Naquele dia erámos dois: eu e um colega retinto que era de uma turma avançada e eu não conhecia. E o discurso que eu havia escrito foi aprovado pela nossa comissão de alunos e falava de que havíamos nascido sob a ditadura, mas que como a nova juventude íamos cuidar para nunca mais voltar a ela. Que tínhamos sonhos de um país livre, democrático e inclusivo. Que respeitasse as diferenças culturais. Que nos comprometíamos em usar a comunicação para construir novas histórias e contar as histórias que podiam inspirar a evolução de uma país democrático. Gritamos juntos com nosso paraninfo: Ditadura nunca mais. Claro… citávamos a Globo sempre onipresente, pois afinal estudávamos os simbolismos que as novelas produziam. E já falamos de um futurismo: os estudos de internet que estávamos realizando e teria o poder de descentralizar as informações. Me lembro que enquanto eu escrevia aquele discurso eu pensava: e o pai da nossa colega que é general? E o diretor da sucursal da Globo que está aqui? Como vai impactar? Mesmo assim eu discursei… eu vibrei.

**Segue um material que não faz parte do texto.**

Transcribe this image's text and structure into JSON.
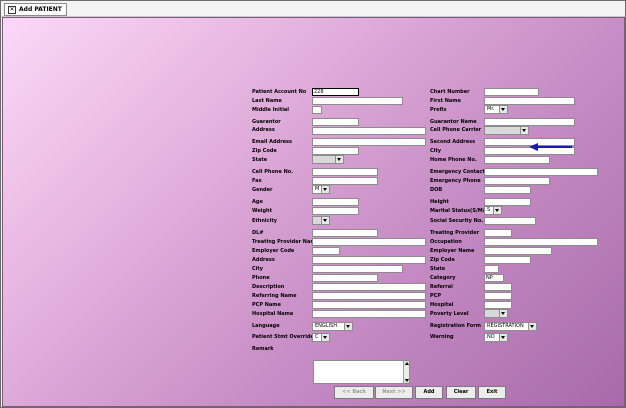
{
  "window": {
    "tab_label": "Add PATIENT"
  },
  "form": {
    "patient_account_no_label": "Patient Account No",
    "patient_account_no_value": "228",
    "last_name_label": "Last Name",
    "middle_initial_label": "Middle Initial",
    "guarantor_label": "Guarantor",
    "address_label": "Address",
    "email_label": "Email Address",
    "zip_label": "Zip Code",
    "state_label": "State",
    "cell_phone_label": "Cell Phone No.",
    "fax_label": "Fax",
    "gender_label": "Gender",
    "gender_value": "M",
    "age_label": "Age",
    "weight_label": "Weight",
    "ethnicity_label": "Ethnicity",
    "dl_label": "DL#",
    "treating_provider_name_label": "Treating Provider Name",
    "employer_code_label": "Employer Code",
    "address2_label": "Address",
    "city_label": "City",
    "phone_label": "Phone",
    "description_label": "Description",
    "referring_name_label": "Referring Name",
    "pcp_name_label": "PCP Name",
    "hospital_name_label": "Hospital Name",
    "language_label": "Language",
    "language_value": "ENGLISH",
    "patient_stmt_override_label": "Patient Stmt Override",
    "patient_stmt_override_value": "C",
    "remark_label": "Remark",
    "chart_number_label": "Chart Number",
    "first_name_label": "First Name",
    "prefix_label": "Prefix",
    "prefix_value": "Mr.",
    "guarantor_name_label": "Guarantor Name",
    "cell_phone_carrier_label": "Cell Phone Carrier",
    "second_address_label": "Second Address",
    "city2_label": "City",
    "home_phone_label": "Home Phone No.",
    "emergency_contact_label": "Emergency Contact",
    "emergency_phone_label": "Emergency Phone",
    "dob_label": "DOB",
    "height_label": "Height",
    "marital_status_label": "Marital Status(S/M/D)",
    "marital_status_value": "S",
    "ssn_label": "Social Security No.",
    "treating_provider_label": "Treating Provider",
    "occupation_label": "Occupation",
    "employer_name_label": "Employer Name",
    "zip2_label": "Zip Code",
    "state2_label": "State",
    "category_label": "Category",
    "category_value": "NP",
    "referral_label": "Referral",
    "pcp_label": "PCP",
    "hospital_label": "Hospital",
    "poverty_level_label": "Poverty Level",
    "registration_form_label": "Registration Form",
    "registration_form_value": "REGISTRATION",
    "warning_label": "Warning",
    "warning_value": "NO"
  },
  "buttons": {
    "back": "<< Back",
    "next": "Next >>",
    "add": "Add",
    "clear": "Clear",
    "exit": "Exit"
  },
  "colors": {
    "annotation_arrow": "#1a1aa8"
  }
}
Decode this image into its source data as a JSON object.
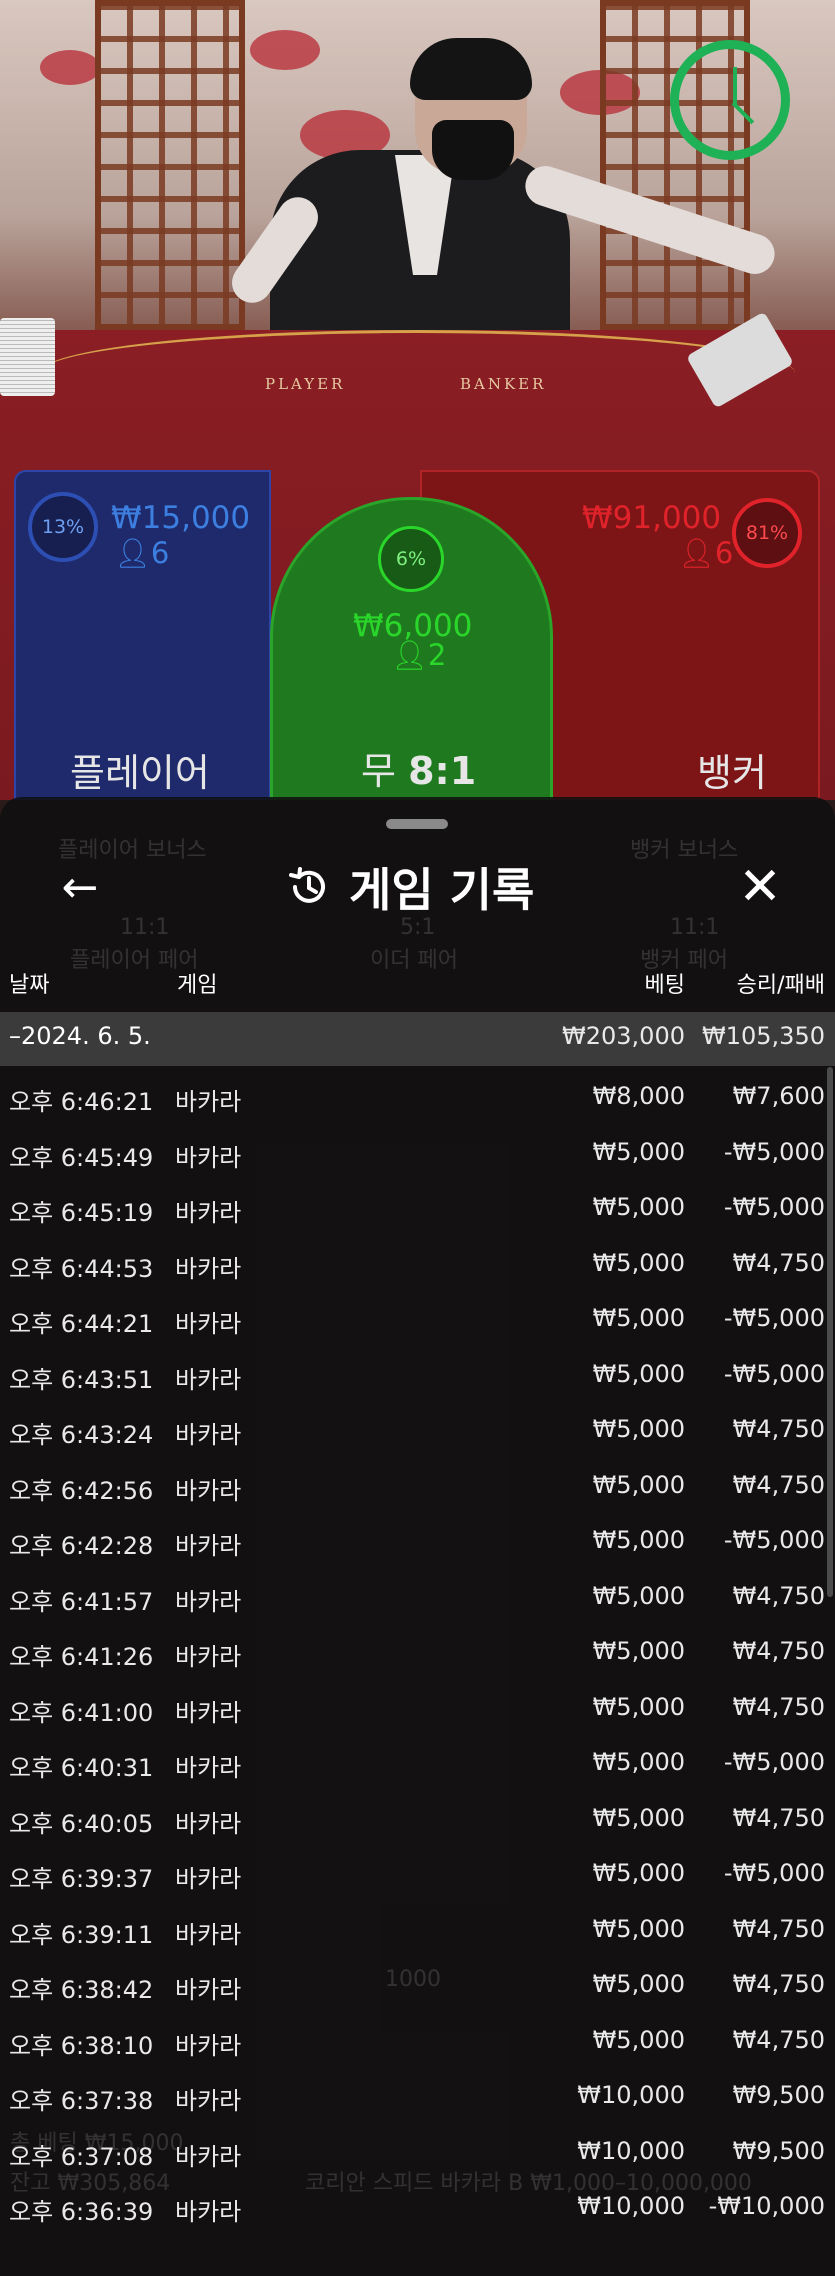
{
  "colors": {
    "player_blue": "#3d7fe0",
    "banker_red": "#e0232a",
    "tie_green": "#2bd62b",
    "timer_green": "#1fb155",
    "sheet_bg": "#101010",
    "date_row_bg": "#3b3b3b"
  },
  "video": {
    "table_left_text": "PLAYER",
    "table_right_text": "BANKER",
    "timer_icon": "clock-icon"
  },
  "bets": {
    "player": {
      "percent": "13%",
      "amount": "₩15,000",
      "count": "6",
      "label": "플레이어"
    },
    "tie": {
      "percent": "6%",
      "amount": "₩6,000",
      "count": "2",
      "label": "무",
      "odds": "8:1"
    },
    "banker": {
      "percent": "81%",
      "amount": "₩91,000",
      "count": "6",
      "label": "뱅커"
    }
  },
  "sheet": {
    "title": "게임 기록",
    "back_icon": "arrow-left-icon",
    "history_icon": "history-icon",
    "close_icon": "close-icon",
    "columns": {
      "date": "날짜",
      "game": "게임",
      "bet": "베팅",
      "winloss": "승리/패배"
    },
    "date_group": {
      "date": "–2024. 6. 5.",
      "bet": "₩203,000",
      "winloss": "₩105,350"
    },
    "rows": [
      {
        "time": "오후 6:46:21",
        "game": "바카라",
        "bet": "₩8,000",
        "winloss": "₩7,600"
      },
      {
        "time": "오후 6:45:49",
        "game": "바카라",
        "bet": "₩5,000",
        "winloss": "-₩5,000"
      },
      {
        "time": "오후 6:45:19",
        "game": "바카라",
        "bet": "₩5,000",
        "winloss": "-₩5,000"
      },
      {
        "time": "오후 6:44:53",
        "game": "바카라",
        "bet": "₩5,000",
        "winloss": "₩4,750"
      },
      {
        "time": "오후 6:44:21",
        "game": "바카라",
        "bet": "₩5,000",
        "winloss": "-₩5,000"
      },
      {
        "time": "오후 6:43:51",
        "game": "바카라",
        "bet": "₩5,000",
        "winloss": "-₩5,000"
      },
      {
        "time": "오후 6:43:24",
        "game": "바카라",
        "bet": "₩5,000",
        "winloss": "₩4,750"
      },
      {
        "time": "오후 6:42:56",
        "game": "바카라",
        "bet": "₩5,000",
        "winloss": "₩4,750"
      },
      {
        "time": "오후 6:42:28",
        "game": "바카라",
        "bet": "₩5,000",
        "winloss": "-₩5,000"
      },
      {
        "time": "오후 6:41:57",
        "game": "바카라",
        "bet": "₩5,000",
        "winloss": "₩4,750"
      },
      {
        "time": "오후 6:41:26",
        "game": "바카라",
        "bet": "₩5,000",
        "winloss": "₩4,750"
      },
      {
        "time": "오후 6:41:00",
        "game": "바카라",
        "bet": "₩5,000",
        "winloss": "₩4,750"
      },
      {
        "time": "오후 6:40:31",
        "game": "바카라",
        "bet": "₩5,000",
        "winloss": "-₩5,000"
      },
      {
        "time": "오후 6:40:05",
        "game": "바카라",
        "bet": "₩5,000",
        "winloss": "₩4,750"
      },
      {
        "time": "오후 6:39:37",
        "game": "바카라",
        "bet": "₩5,000",
        "winloss": "-₩5,000"
      },
      {
        "time": "오후 6:39:11",
        "game": "바카라",
        "bet": "₩5,000",
        "winloss": "₩4,750"
      },
      {
        "time": "오후 6:38:42",
        "game": "바카라",
        "bet": "₩5,000",
        "winloss": "₩4,750"
      },
      {
        "time": "오후 6:38:10",
        "game": "바카라",
        "bet": "₩5,000",
        "winloss": "₩4,750"
      },
      {
        "time": "오후 6:37:38",
        "game": "바카라",
        "bet": "₩10,000",
        "winloss": "₩9,500"
      },
      {
        "time": "오후 6:37:08",
        "game": "바카라",
        "bet": "₩10,000",
        "winloss": "₩9,500"
      },
      {
        "time": "오후 6:36:39",
        "game": "바카라",
        "bet": "₩10,000",
        "winloss": "-₩10,000"
      }
    ]
  },
  "background_ghost": {
    "player_bonus": "플레이어 보너스",
    "banker_bonus": "뱅커 보너스",
    "player_pair_odds": "11:1",
    "player_pair": "플레이어 페어",
    "either_pair_odds": "5:1",
    "either_pair": "이더 페어",
    "banker_pair_odds": "11:1",
    "banker_pair": "뱅커 페어",
    "chip_value": "1000",
    "balance": "잔고 ₩305,864",
    "total_bet": "총 베팅 ₩15,000",
    "table_info": "코리안 스피드 바카라 B ₩1,000–10,000,000"
  }
}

Naquele discurso ainda não havia a palavra diversidade. Mas já havia respeito às diferenças e sobre a comunicação estimular o reconhecimento da verdade e da livre expressão.
O discurso foi aplaudido de pé. Eu usei minha voz naquele momento solene. E eu ainda nem tinha a dimensão do que estava representando e do que viria depois.
Corta. Janeiro de 2023. 29 anos depois. E ainda uso minha voz. A tal internet que era foco dos nossos estudos está aí plena balançando o império da Rede Globo que corre para beber em novas referências e se tornar multitelas. E a internet, ainda, avança gerando muito impacto, novas vozes, espaços, descentralizando narrativas, mas também muitas fakes News, e se reconfigurando para a Web 3.0.
A democracia chegou a ser ameaçada de novo, mas ainda há quem se junte e levante a voz e a caneta como o ministro Alexandre de Moraes, meu contemporâneo de juventude.
Abro o Instagram e vejo um vídeo da minha bolha de narrativas afro emergentes, ou seja, influenciadores e pessoas pretas que assim como eu buscam fazer as microevoluções necessárias, e um deles com o vídeo no canal Africanizei diz o seguinte:
“Por que a Globo acertou finalmente com a novela “Vai na Fé.”?
Chega aí que vou te dar 5 motivos:
Um elenco completamente preto, visto que boa parte da população brasileira é negra e quer se ver representada em produções audiovisuais. E não só aquela mistura de Polonia com Rio de janeiro que estava aparecendo na tela da gente nos últimos 50 anos.
Coisas normais de gente como a gente. Com personagens falando sobre Prouni, funk. Igreja, marmita. Não mais aquela coisa de café de manhã com suco de laranja e empregada feliz. Acabou esta fase. (tomara)
Cirillão da massa com referências à Carrossel. E pelo o que entendi ele também vai estar correndo atrás de mulher.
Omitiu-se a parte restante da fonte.